Cuando arrecia la desgana

Lo que notas al punto por esas ganas locas de enviar la disciplina escribidora a freír gárgaras

Supongo que será por la calor (así en femenino, como la mar del marino que no adopta su feminidad por casualidad, que no) de estos días, que amaga con calcinar humores y achicharrar alientos y que te aplana y te deja sin ganas de na, hasta que llegue al rescate la brisa crepuscular. A pesar del regomello por tanto que leer, que escuchar, por descubrir, con tanto aliciente, humano y mundano, para salir, entrar acá o allá y convivir. Pero con esta calor que te impide llegar, ni de buena ni de mala gana, a tratos ni trucos con la imaginación creativa, imprescindible para escribir, pues eso, que no escribo.

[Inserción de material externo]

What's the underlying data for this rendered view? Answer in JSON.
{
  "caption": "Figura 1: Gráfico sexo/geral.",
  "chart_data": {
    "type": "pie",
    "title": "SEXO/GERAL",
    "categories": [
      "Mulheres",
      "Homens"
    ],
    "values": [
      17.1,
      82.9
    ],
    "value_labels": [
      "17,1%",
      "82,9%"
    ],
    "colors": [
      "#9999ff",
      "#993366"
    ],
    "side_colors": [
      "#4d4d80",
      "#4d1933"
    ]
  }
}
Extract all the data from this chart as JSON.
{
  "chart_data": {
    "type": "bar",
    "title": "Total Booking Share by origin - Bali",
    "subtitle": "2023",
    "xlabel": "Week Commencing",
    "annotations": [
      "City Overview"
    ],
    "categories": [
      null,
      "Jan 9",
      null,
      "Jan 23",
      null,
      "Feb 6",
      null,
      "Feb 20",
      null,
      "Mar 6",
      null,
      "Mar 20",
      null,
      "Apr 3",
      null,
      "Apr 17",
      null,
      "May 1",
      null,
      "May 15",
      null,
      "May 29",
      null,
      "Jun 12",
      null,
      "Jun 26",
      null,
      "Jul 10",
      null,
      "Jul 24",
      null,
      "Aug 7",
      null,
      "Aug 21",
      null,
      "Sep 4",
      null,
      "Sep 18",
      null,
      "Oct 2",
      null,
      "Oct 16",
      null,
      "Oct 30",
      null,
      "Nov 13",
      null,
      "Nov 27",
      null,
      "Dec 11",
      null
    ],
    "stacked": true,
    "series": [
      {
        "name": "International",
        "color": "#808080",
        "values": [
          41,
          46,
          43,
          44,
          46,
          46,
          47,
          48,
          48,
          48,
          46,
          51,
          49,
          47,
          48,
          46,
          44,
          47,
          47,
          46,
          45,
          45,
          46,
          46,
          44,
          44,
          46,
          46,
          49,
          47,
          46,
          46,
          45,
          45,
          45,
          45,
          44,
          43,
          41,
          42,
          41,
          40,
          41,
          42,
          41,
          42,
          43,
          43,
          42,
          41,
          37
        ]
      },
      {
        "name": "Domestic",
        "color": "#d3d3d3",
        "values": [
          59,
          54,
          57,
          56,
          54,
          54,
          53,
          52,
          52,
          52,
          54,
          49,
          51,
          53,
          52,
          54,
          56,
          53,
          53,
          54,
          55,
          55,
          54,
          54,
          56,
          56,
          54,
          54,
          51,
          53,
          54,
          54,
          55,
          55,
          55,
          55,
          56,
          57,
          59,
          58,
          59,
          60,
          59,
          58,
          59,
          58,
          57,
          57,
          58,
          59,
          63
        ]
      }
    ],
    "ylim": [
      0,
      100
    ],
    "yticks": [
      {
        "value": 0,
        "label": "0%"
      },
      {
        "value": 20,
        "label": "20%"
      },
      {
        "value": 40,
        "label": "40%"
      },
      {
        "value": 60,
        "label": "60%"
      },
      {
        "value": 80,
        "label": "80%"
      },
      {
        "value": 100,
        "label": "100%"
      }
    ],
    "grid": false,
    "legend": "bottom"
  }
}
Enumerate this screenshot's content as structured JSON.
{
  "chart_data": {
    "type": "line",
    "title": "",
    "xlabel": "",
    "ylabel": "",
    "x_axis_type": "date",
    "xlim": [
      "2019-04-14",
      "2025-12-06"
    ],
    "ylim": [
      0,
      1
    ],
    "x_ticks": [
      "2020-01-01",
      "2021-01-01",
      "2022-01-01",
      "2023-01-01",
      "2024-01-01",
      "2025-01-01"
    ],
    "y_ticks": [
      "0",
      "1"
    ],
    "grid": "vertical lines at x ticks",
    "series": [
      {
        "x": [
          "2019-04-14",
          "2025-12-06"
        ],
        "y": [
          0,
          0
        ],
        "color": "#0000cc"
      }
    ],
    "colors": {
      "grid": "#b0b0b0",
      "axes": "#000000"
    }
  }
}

Porque me tomo en serio lo de las ganas, o sea ese tipo de pulso en fuga, de tensión extenuada, caprichosa y poco amiga de dejarse razonar, que aparece por oleadas de inestables fluidos desangelados que arrasan vigores y alteran las empatías y deseos de los que brotan las reales ganas de no escribir sin ganas. Lo que notas al punto por esas ganas locas de enviar la disciplina escribidora a freír gárgaras. Porque a ver, qué vas a decir con esa falta de ganas que enturbia la claridad de las razones críticas de la pulcra razón que querrías compartir con el improbable lector. Y todo lo que diga sin gana, será feo o malo con ganas, así que mejor no escribo y lo dejo aquí, hoy mismo, sin darle tiempo a que me eche cuando le entren ganas a él, al Director, al leer este alegato pasota y desganado; y no porque le tenga ganas ni a él ni a nadie: solo porque cuando arrecia la desgana, no hay ganas que valgan. Otros años, recién asomaba la canícula, excusé este mutis cíclico sobre la falta de inspiración, las bondades de silencio o la necesidad de sacarle punta a lápiz y tal, pero tal vez lo más certero que haya certificado nunca sea endiñarle la espantá estival a la desgana. Que al cabo tampoco sale gratis, lo sé, porque el ocio desganado te enfrenta, desarmado de teclados y lápices, al aburrimiento existencial ese que se troca, de rato en rato, en una suerte de alboroto mental, de ocurrencias gamberras que se solapan pululando entre los circuitos cerebrales con su brutal horda de chispas arreando de aquí para allá, sin atender a la orden de concretarse y cosechar algún fruto, antes de que desagüen, como suelen, por los ramblazos del olvido. Así que, con la desgana en lontananza a cuestas, me despido hasta septiembre o por si acaso no volvieran las ganas propias o ajenas, hasta siempre.